Sipping Whiskey

“…the right dreams for a man in peril were dreams of peril and all else was the call of languor and of death.”

I avoid Cormac McCarthy. Not only does reading novels in general bring out some goal-oriented anxiety in me, but his in particular read slow and produce a larger psychological angst – at least the ones I’ve read. Jim Harmon once said of Blood Meridian that it is sipping whiskey. And that’s the best description I’ve heard – you have to learn to love the burn and appreciate the age in the oak in good bourbon. McCarthy’s sentences are ancient in their music, but the violence they conceive burns going down.

The Road reads faster than Blood Meridian, but it’s easy to become overwhelmed with the realistic quality of McCarthy’s vision.
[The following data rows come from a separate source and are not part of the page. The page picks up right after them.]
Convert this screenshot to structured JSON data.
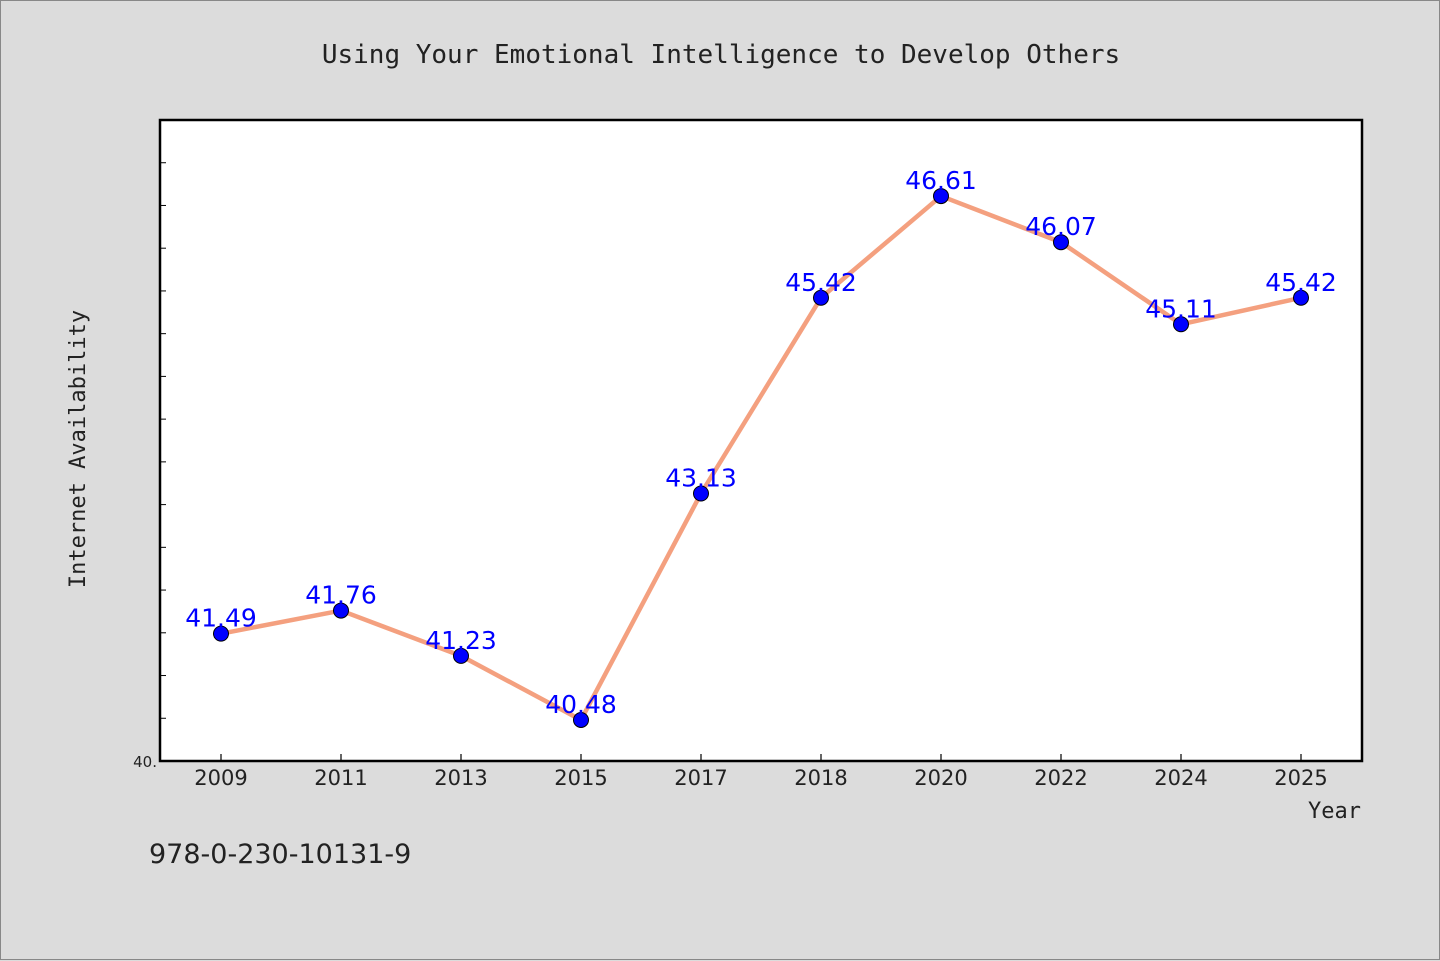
{
  "chart_data": {
    "type": "line",
    "title": "Using Your Emotional Intelligence to Develop Others",
    "xlabel": "Year",
    "ylabel": "Internet Availability",
    "categories": [
      "2009",
      "2011",
      "2013",
      "2015",
      "2017",
      "2018",
      "2020",
      "2022",
      "2024",
      "2025"
    ],
    "values": [
      41.49,
      41.76,
      41.23,
      40.48,
      43.13,
      45.42,
      46.61,
      46.07,
      45.11,
      45.42
    ],
    "data_labels": [
      "41.49",
      "41.76",
      "41.23",
      "40.48",
      "43.13",
      "45.42",
      "46.61",
      "46.07",
      "45.11",
      "45.42"
    ],
    "ylim": [
      40,
      47.5
    ],
    "ytick_labels": [
      "40."
    ],
    "grid": false,
    "legend": "none",
    "line_color": "#f4a07f",
    "marker_color": "#0000ff",
    "label_color": "#0000ff"
  },
  "footer": {
    "isbn": "978-0-230-10131-9"
  }
}
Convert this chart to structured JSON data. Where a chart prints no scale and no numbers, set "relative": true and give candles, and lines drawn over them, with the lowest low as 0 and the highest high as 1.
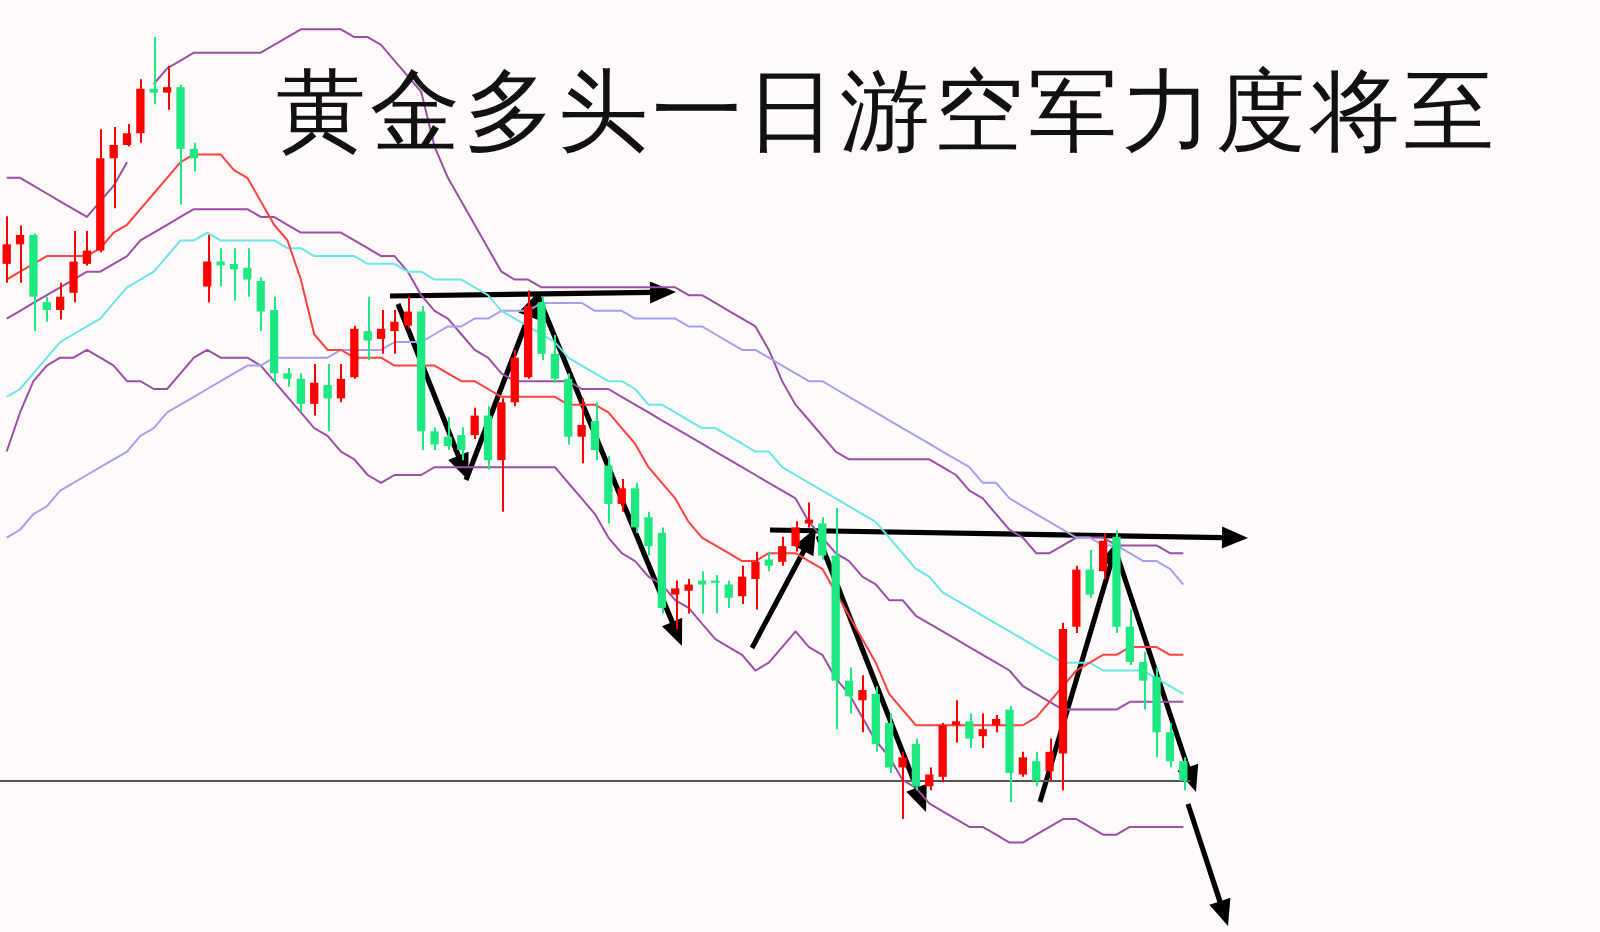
{
  "chart_data": {
    "type": "candlestick",
    "title": "黄金多头一日游空军力度将至",
    "relative": true,
    "legend": false,
    "categories": [
      null,
      null,
      null,
      null,
      null,
      null,
      null,
      null,
      null,
      null,
      null,
      null,
      null,
      null,
      null,
      null,
      null,
      null,
      null,
      null,
      null,
      null,
      null,
      null,
      null,
      null,
      null,
      null,
      null,
      null,
      null,
      null,
      null,
      null,
      null,
      null,
      null,
      null,
      null,
      null,
      null,
      null,
      null,
      null,
      null,
      null,
      null,
      null,
      null,
      null,
      null,
      null,
      null,
      null,
      null,
      null,
      null,
      null,
      null,
      null,
      null,
      null,
      null,
      null,
      null,
      null,
      null,
      null,
      null,
      null,
      null,
      null,
      null,
      null,
      null,
      null,
      null,
      null,
      null,
      null,
      null,
      null,
      null,
      null,
      null,
      null,
      null,
      null,
      null
    ],
    "ohlc": [
      [
        0.71,
        0.771,
        0.686,
        0.735
      ],
      [
        0.735,
        0.759,
        0.686,
        0.747
      ],
      [
        0.747,
        0.749,
        0.624,
        0.668
      ],
      [
        0.661,
        0.668,
        0.636,
        0.651
      ],
      [
        0.651,
        0.686,
        0.639,
        0.668
      ],
      [
        0.673,
        0.752,
        0.661,
        0.713
      ],
      [
        0.71,
        0.752,
        0.708,
        0.727
      ],
      [
        0.727,
        0.882,
        0.725,
        0.845
      ],
      [
        0.845,
        0.885,
        0.781,
        0.862
      ],
      [
        0.862,
        0.889,
        0.86,
        0.877
      ],
      [
        0.877,
        0.946,
        0.865,
        0.934
      ],
      [
        0.934,
        1,
        0.914,
        0.929
      ],
      [
        0.929,
        0.963,
        0.907,
        0.936
      ],
      [
        0.936,
        0.939,
        0.786,
        0.857
      ],
      [
        0.857,
        0.865,
        0.828,
        0.845
      ],
      [
        0.681,
        0.747,
        0.661,
        0.713
      ],
      [
        0.713,
        0.73,
        0.681,
        0.708
      ],
      [
        0.71,
        0.73,
        0.663,
        0.703
      ],
      [
        0.705,
        0.73,
        0.668,
        0.69
      ],
      [
        0.688,
        0.693,
        0.624,
        0.649
      ],
      [
        0.651,
        0.668,
        0.558,
        0.57
      ],
      [
        0.57,
        0.577,
        0.553,
        0.563
      ],
      [
        0.563,
        0.57,
        0.521,
        0.531
      ],
      [
        0.531,
        0.582,
        0.516,
        0.558
      ],
      [
        0.555,
        0.582,
        0.496,
        0.538
      ],
      [
        0.538,
        0.582,
        0.533,
        0.563
      ],
      [
        0.565,
        0.631,
        0.563,
        0.627
      ],
      [
        0.624,
        0.668,
        0.587,
        0.612
      ],
      [
        0.614,
        0.651,
        0.595,
        0.627
      ],
      [
        0.624,
        0.651,
        0.595,
        0.636
      ],
      [
        0.631,
        0.668,
        0.627,
        0.649
      ],
      [
        0.649,
        0.656,
        0.472,
        0.496
      ],
      [
        0.496,
        0.501,
        0.472,
        0.479
      ],
      [
        0.489,
        0.514,
        0.472,
        0.477
      ],
      [
        0.491,
        0.501,
        0.459,
        0.472
      ],
      [
        0.491,
        0.526,
        0.486,
        0.516
      ],
      [
        0.516,
        0.528,
        0.447,
        0.459
      ],
      [
        0.459,
        0.538,
        0.393,
        0.533
      ],
      [
        0.533,
        0.6,
        0.528,
        0.59
      ],
      [
        0.565,
        0.676,
        0.563,
        0.656
      ],
      [
        0.661,
        0.668,
        0.587,
        0.595
      ],
      [
        0.595,
        0.619,
        0.558,
        0.563
      ],
      [
        0.563,
        0.57,
        0.479,
        0.489
      ],
      [
        0.489,
        0.538,
        0.455,
        0.504
      ],
      [
        0.509,
        0.533,
        0.459,
        0.472
      ],
      [
        0.452,
        0.464,
        0.378,
        0.403
      ],
      [
        0.403,
        0.435,
        0.393,
        0.423
      ],
      [
        0.423,
        0.43,
        0.366,
        0.373
      ],
      [
        0.386,
        0.393,
        0.337,
        0.349
      ],
      [
        0.366,
        0.373,
        0.263,
        0.27
      ],
      [
        0.287,
        0.305,
        0.243,
        0.295
      ],
      [
        0.292,
        0.307,
        0.263,
        0.3
      ],
      [
        0.305,
        0.317,
        0.263,
        0.3
      ],
      [
        0.305,
        0.312,
        0.263,
        0.302
      ],
      [
        0.3,
        0.305,
        0.27,
        0.283
      ],
      [
        0.285,
        0.324,
        0.275,
        0.31
      ],
      [
        0.307,
        0.342,
        0.268,
        0.329
      ],
      [
        0.332,
        0.342,
        0.317,
        0.324
      ],
      [
        0.329,
        0.361,
        0.324,
        0.349
      ],
      [
        0.349,
        0.381,
        0.342,
        0.373
      ],
      [
        0.378,
        0.405,
        0.373,
        0.383
      ],
      [
        0.378,
        0.386,
        0.332,
        0.337
      ],
      [
        0.337,
        0.398,
        0.115,
        0.177
      ],
      [
        0.177,
        0.194,
        0.135,
        0.157
      ],
      [
        0.152,
        0.184,
        0.111,
        0.165
      ],
      [
        0.16,
        0.17,
        0.086,
        0.096
      ],
      [
        0.123,
        0.135,
        0.059,
        0.066
      ],
      [
        0.066,
        0.086,
        0,
        0.079
      ],
      [
        0.096,
        0.103,
        0.037,
        0.042
      ],
      [
        0.042,
        0.066,
        0.037,
        0.057
      ],
      [
        0.054,
        0.123,
        0.047,
        0.12
      ],
      [
        0.12,
        0.152,
        0.098,
        0.125
      ],
      [
        0.125,
        0.135,
        0.091,
        0.103
      ],
      [
        0.106,
        0.135,
        0.091,
        0.115
      ],
      [
        0.12,
        0.133,
        0.111,
        0.128
      ],
      [
        0.14,
        0.145,
        0.022,
        0.059
      ],
      [
        0.057,
        0.086,
        0.054,
        0.079
      ],
      [
        0.074,
        0.086,
        0.042,
        0.049
      ],
      [
        0.061,
        0.103,
        0.049,
        0.086
      ],
      [
        0.084,
        0.251,
        0.037,
        0.243
      ],
      [
        0.246,
        0.324,
        0.238,
        0.319
      ],
      [
        0.319,
        0.344,
        0.283,
        0.287
      ],
      [
        0.317,
        0.366,
        0.307,
        0.356
      ],
      [
        0.361,
        0.369,
        0.238,
        0.246
      ],
      [
        0.246,
        0.268,
        0.197,
        0.201
      ],
      [
        0.201,
        0.214,
        0.14,
        0.177
      ],
      [
        0.182,
        0.194,
        0.079,
        0.111
      ],
      [
        0.111,
        0.123,
        0.066,
        0.074
      ],
      [
        0.074,
        0.079,
        0.037,
        0.049
      ]
    ],
    "colors": [
      "#ff0000",
      "#ff0000",
      "#1ee882",
      "#1ee882",
      "#ff0000",
      "#ff0000",
      "#ff0000",
      "#ff0000",
      "#ff0000",
      "#ff0000",
      "#ff0000",
      "#1ee882",
      "#ff0000",
      "#1ee882",
      "#1ee882",
      "#ff0000",
      "#1ee882",
      "#1ee882",
      "#1ee882",
      "#1ee882",
      "#1ee882",
      "#1ee882",
      "#1ee882",
      "#ff0000",
      "#1ee882",
      "#ff0000",
      "#ff0000",
      "#1ee882",
      "#ff0000",
      "#ff0000",
      "#ff0000",
      "#1ee882",
      "#1ee882",
      "#1ee882",
      "#1ee882",
      "#ff0000",
      "#1ee882",
      "#ff0000",
      "#ff0000",
      "#ff0000",
      "#1ee882",
      "#1ee882",
      "#1ee882",
      "#ff0000",
      "#1ee882",
      "#1ee882",
      "#ff0000",
      "#1ee882",
      "#1ee882",
      "#1ee882",
      "#ff0000",
      "#ff0000",
      "#1ee882",
      "#1ee882",
      "#1ee882",
      "#ff0000",
      "#ff0000",
      "#1ee882",
      "#ff0000",
      "#ff0000",
      "#ff0000",
      "#1ee882",
      "#1ee882",
      "#1ee882",
      "#ff0000",
      "#1ee882",
      "#1ee882",
      "#ff0000",
      "#1ee882",
      "#ff0000",
      "#ff0000",
      "#ff0000",
      "#1ee882",
      "#ff0000",
      "#ff0000",
      "#1ee882",
      "#ff0000",
      "#1ee882",
      "#ff0000",
      "#ff0000",
      "#ff0000",
      "#1ee882",
      "#ff0000",
      "#1ee882",
      "#1ee882",
      "#1ee882",
      "#1ee882",
      "#1ee882",
      "#1ee882"
    ],
    "ref_lines": [
      {
        "axis": "y",
        "value": 0.049,
        "color": "#555555"
      }
    ],
    "series": [
      {
        "type": "line",
        "color": "#ff4040",
        "values": [
          0.69,
          0.7,
          0.71,
          0.72,
          0.72,
          0.72,
          0.72,
          0.73,
          0.75,
          0.76,
          0.78,
          0.8,
          0.82,
          0.84,
          0.85,
          0.85,
          0.85,
          0.83,
          0.82,
          0.79,
          0.76,
          0.74,
          0.69,
          0.62,
          0.6,
          0.6,
          0.59,
          0.59,
          0.59,
          0.58,
          0.58,
          0.58,
          0.58,
          0.57,
          0.56,
          0.56,
          0.55,
          0.54,
          0.54,
          0.54,
          0.54,
          0.54,
          0.53,
          0.53,
          0.53,
          0.52,
          0.5,
          0.48,
          0.45,
          0.43,
          0.41,
          0.38,
          0.36,
          0.35,
          0.34,
          0.33,
          0.33,
          0.34,
          0.34,
          0.34,
          0.33,
          0.32,
          0.29,
          0.26,
          0.23,
          0.2,
          0.16,
          0.14,
          0.12,
          0.12,
          0.12,
          0.12,
          0.12,
          0.12,
          0.12,
          0.12,
          0.12,
          0.13,
          0.15,
          0.17,
          0.19,
          0.2,
          0.21,
          0.21,
          0.22,
          0.22,
          0.22,
          0.21,
          0.21
        ]
      },
      {
        "type": "line",
        "color": "#6ae6ea",
        "values": [
          0.54,
          0.55,
          0.57,
          0.59,
          0.61,
          0.62,
          0.63,
          0.64,
          0.66,
          0.68,
          0.69,
          0.7,
          0.72,
          0.74,
          0.74,
          0.75,
          0.74,
          0.74,
          0.74,
          0.74,
          0.74,
          0.73,
          0.73,
          0.72,
          0.72,
          0.72,
          0.72,
          0.71,
          0.71,
          0.71,
          0.7,
          0.7,
          0.69,
          0.69,
          0.69,
          0.68,
          0.67,
          0.65,
          0.64,
          0.63,
          0.62,
          0.61,
          0.59,
          0.58,
          0.57,
          0.56,
          0.56,
          0.55,
          0.53,
          0.53,
          0.52,
          0.51,
          0.5,
          0.5,
          0.49,
          0.48,
          0.47,
          0.47,
          0.45,
          0.44,
          0.43,
          0.42,
          0.41,
          0.4,
          0.39,
          0.38,
          0.36,
          0.34,
          0.32,
          0.31,
          0.29,
          0.28,
          0.27,
          0.26,
          0.25,
          0.24,
          0.23,
          0.22,
          0.21,
          0.2,
          0.2,
          0.2,
          0.19,
          0.19,
          0.19,
          0.19,
          0.18,
          0.17,
          0.16
        ]
      },
      {
        "type": "line",
        "color": "#a6a0ec",
        "values": [
          0.36,
          0.37,
          0.39,
          0.4,
          0.42,
          0.43,
          0.44,
          0.45,
          0.46,
          0.47,
          0.49,
          0.5,
          0.52,
          0.53,
          0.54,
          0.55,
          0.56,
          0.57,
          0.58,
          0.58,
          0.59,
          0.59,
          0.59,
          0.59,
          0.59,
          0.6,
          0.6,
          0.6,
          0.6,
          0.61,
          0.61,
          0.61,
          0.62,
          0.63,
          0.63,
          0.64,
          0.64,
          0.65,
          0.65,
          0.65,
          0.66,
          0.66,
          0.66,
          0.66,
          0.65,
          0.65,
          0.65,
          0.64,
          0.64,
          0.64,
          0.64,
          0.63,
          0.63,
          0.62,
          0.61,
          0.6,
          0.6,
          0.59,
          0.58,
          0.57,
          0.56,
          0.56,
          0.55,
          0.54,
          0.53,
          0.52,
          0.51,
          0.5,
          0.49,
          0.48,
          0.47,
          0.46,
          0.45,
          0.43,
          0.43,
          0.41,
          0.4,
          0.39,
          0.38,
          0.37,
          0.36,
          0.36,
          0.35,
          0.35,
          0.34,
          0.33,
          0.33,
          0.32,
          0.3
        ]
      },
      {
        "type": "line",
        "color": "#9b4fa6",
        "values": [
          0.82,
          0.82,
          0.81,
          0.8,
          0.79,
          0.78,
          0.77,
          0.79,
          0.81,
          0.84,
          null,
          0.94,
          0.96,
          0.97,
          0.98,
          0.98,
          0.98,
          0.98,
          0.98,
          0.98,
          0.99,
          1.0,
          1.01,
          1.01,
          1.01,
          1.01,
          1.0,
          1.0,
          0.99,
          0.97,
          0.95,
          0.93,
          0.86,
          0.82,
          0.79,
          0.76,
          0.73,
          0.7,
          0.69,
          0.69,
          0.68,
          0.68,
          0.68,
          0.68,
          0.68,
          0.68,
          0.68,
          0.68,
          0.68,
          0.68,
          0.68,
          0.67,
          0.67,
          0.66,
          0.65,
          0.64,
          0.63,
          0.6,
          0.56,
          0.53,
          0.51,
          0.49,
          0.47,
          0.46,
          0.46,
          0.46,
          0.46,
          0.46,
          0.46,
          0.46,
          0.45,
          0.44,
          0.42,
          0.41,
          0.39,
          0.37,
          0.36,
          0.34,
          0.34,
          0.35,
          0.36,
          0.36,
          0.36,
          0.35,
          0.35,
          0.35,
          0.35,
          0.34,
          0.34
        ]
      },
      {
        "type": "line",
        "color": "#9b4fa6",
        "values": [
          0.64,
          0.65,
          0.66,
          0.67,
          0.68,
          0.69,
          0.7,
          0.7,
          0.71,
          0.72,
          0.74,
          0.75,
          0.76,
          0.77,
          0.78,
          0.78,
          0.78,
          0.78,
          0.78,
          0.77,
          0.77,
          0.76,
          0.75,
          0.75,
          0.75,
          0.75,
          0.74,
          0.73,
          0.72,
          0.72,
          0.7,
          0.67,
          0.65,
          0.64,
          0.62,
          0.6,
          0.59,
          0.57,
          0.56,
          0.56,
          0.56,
          0.56,
          0.56,
          0.55,
          0.55,
          0.55,
          0.54,
          0.53,
          0.52,
          0.51,
          0.5,
          0.49,
          0.48,
          0.47,
          0.46,
          0.45,
          0.44,
          0.43,
          0.42,
          0.41,
          0.38,
          0.36,
          0.34,
          0.33,
          0.31,
          0.3,
          0.28,
          0.28,
          0.26,
          0.25,
          0.24,
          0.23,
          0.22,
          0.21,
          0.2,
          0.19,
          0.17,
          0.16,
          0.15,
          0.14,
          0.14,
          0.14,
          0.14,
          0.14,
          0.15,
          0.15,
          0.15,
          0.15,
          0.15
        ]
      },
      {
        "type": "line",
        "color": "#9b4fa6",
        "values": [
          0.47,
          0.52,
          0.56,
          0.58,
          0.59,
          0.59,
          0.6,
          0.59,
          0.58,
          0.56,
          0.56,
          0.55,
          0.55,
          0.57,
          0.59,
          0.6,
          0.59,
          0.59,
          0.59,
          0.58,
          0.56,
          0.54,
          0.52,
          0.5,
          0.49,
          0.47,
          0.46,
          0.44,
          0.43,
          0.44,
          0.44,
          0.44,
          0.45,
          0.45,
          0.45,
          0.45,
          0.45,
          0.45,
          0.45,
          0.45,
          0.45,
          0.45,
          0.43,
          0.41,
          0.39,
          0.36,
          0.34,
          0.33,
          0.31,
          0.3,
          0.28,
          0.27,
          0.25,
          0.23,
          0.22,
          0.21,
          0.19,
          0.2,
          0.22,
          0.24,
          0.22,
          0.21,
          0.18,
          0.16,
          0.13,
          0.1,
          0.08,
          0.05,
          0.04,
          0.02,
          0.01,
          0.0,
          -0.01,
          -0.01,
          -0.02,
          -0.03,
          -0.03,
          -0.02,
          -0.01,
          0.0,
          0.0,
          -0.01,
          -0.02,
          -0.02,
          -0.01,
          -0.01,
          -0.01,
          -0.01,
          -0.01
        ]
      }
    ]
  }
}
His cadences have an ancient biblical quality, paired down in The Road, but biblical violence and horror are still omnipresent. It’s beautiful work, though (the same as his other novels), largely due to the contrast between language and subject matter. The beauty and effortlessness of the prose and imagery give meaning to the horror of a world where cannibals and marauders thrive.

“The boy sat tottering. The man watched him that he not topple into the flames. He kicked holes in the sand for the boy’s hips and shoulders where he would sleep and he sat holding him while he tousled his hair before the fire to dry it. All of this like some ancient anointing. So be it. Evoke the forms. Where you’ve nothing else construct ceremonies out of the air and breathe upon them.”

The boy and his father, the main characters of the story, are heading from Appalachia to the East Coast. They are just trying to survive in a post-nuclear apocalypse, but their survival is given a larger import because of their deceny in a fallen world. They are “carrying the fire.” What the fire is is not explicit, however it is surely the same fire Prometheus bestowed upon human kind in ancient times, and also the fire that ultimately burned all of humanity and scorched the land. McCarthy doesn’t need to tell us this, nor does he need to explain whether it’s better for the fire to always burn, or to die out. It’s ours to decide, or maybe, it’s beyond deciding.

Still, I wept uncontrollably re-reading the ending this morning. I was seeking an example of the language but didn’t get past where I had stopped reading when I finished it, a year after my son was born. Now that my son is old enough to talk and walk, the situation in The Road is even more heart-rending to me. This is not even to delve to deeply into the significance added by the current nuclear taunts being exchanged  by the President and the leader of North Korea.

Re-reading the end, I am unbearably saddened for the boy who must carry on without his father, as I will one day have to do the same, and I hate myself for knowing I will one day have to leave my boy. We all leave them, eventually – we have to. It’s better than the alternative. Hopefully, I will not have to leave him before he’s grown, but carrying the fire, I have the darkness inside me too – and the darkness manifests in so many ways.

If McCarthy’s eminence as an author suffers from any contention among the reading public, it is probably because of his lack of strong female characters. He is typically regarded as a male writer for manly men. He’s not quite as bad as Hemingway, but his worlds are similar in their celebration of nihilism and masculinity. However I could argue that the obvious lack of virtue in McCarthy’s landscapes is in turn a celebration of virtue. The real world is so various that to describe a world so lacking in any feature is almost to set that thing aside and hold it as the necessary example. Perhaps the same could be said for feminity in McCarthy’s novels. I don’t know – I could be overreaching.

In The Road, the one clear anachronism is the mother’s suicide, leaving father and child behind. Necessary to McCarthy’s figurations, and the almost parabolic quality to this story (“Father”, “Son”, mankind), I still believe that, at least in our current time, women are stronger than men – the women I have known anyway. They carry on better in the face of reality, no matter how harsh. Men can’t see past their need to change what is. In short, I can’t see my wife abandoning her children as long as she had breath in her. I can say the same for most of the women I’ve been close to.  I hope I wouldn’t leave my child in such a situation myself – though these are things we don’t know about ourselves until we are confronted with them, so it seems like posturing to say so with certainty. For that reason, and others, I’ll give McCarthy his last words:

“Once there were brook trout in the streams in the mountains. You could see them standing in the amber current where the white edges of their fins wimpled softly in the flow. They smelled of moss in your hand. Polished and muscular and torsional. On their backs were vermiculate patterns that were maps of the world in its becoming. Maps and mazes. Of a thing which could not be put back. Not be made right again. In the deep glens where they lived all things were older than man and they hummed of mystery.”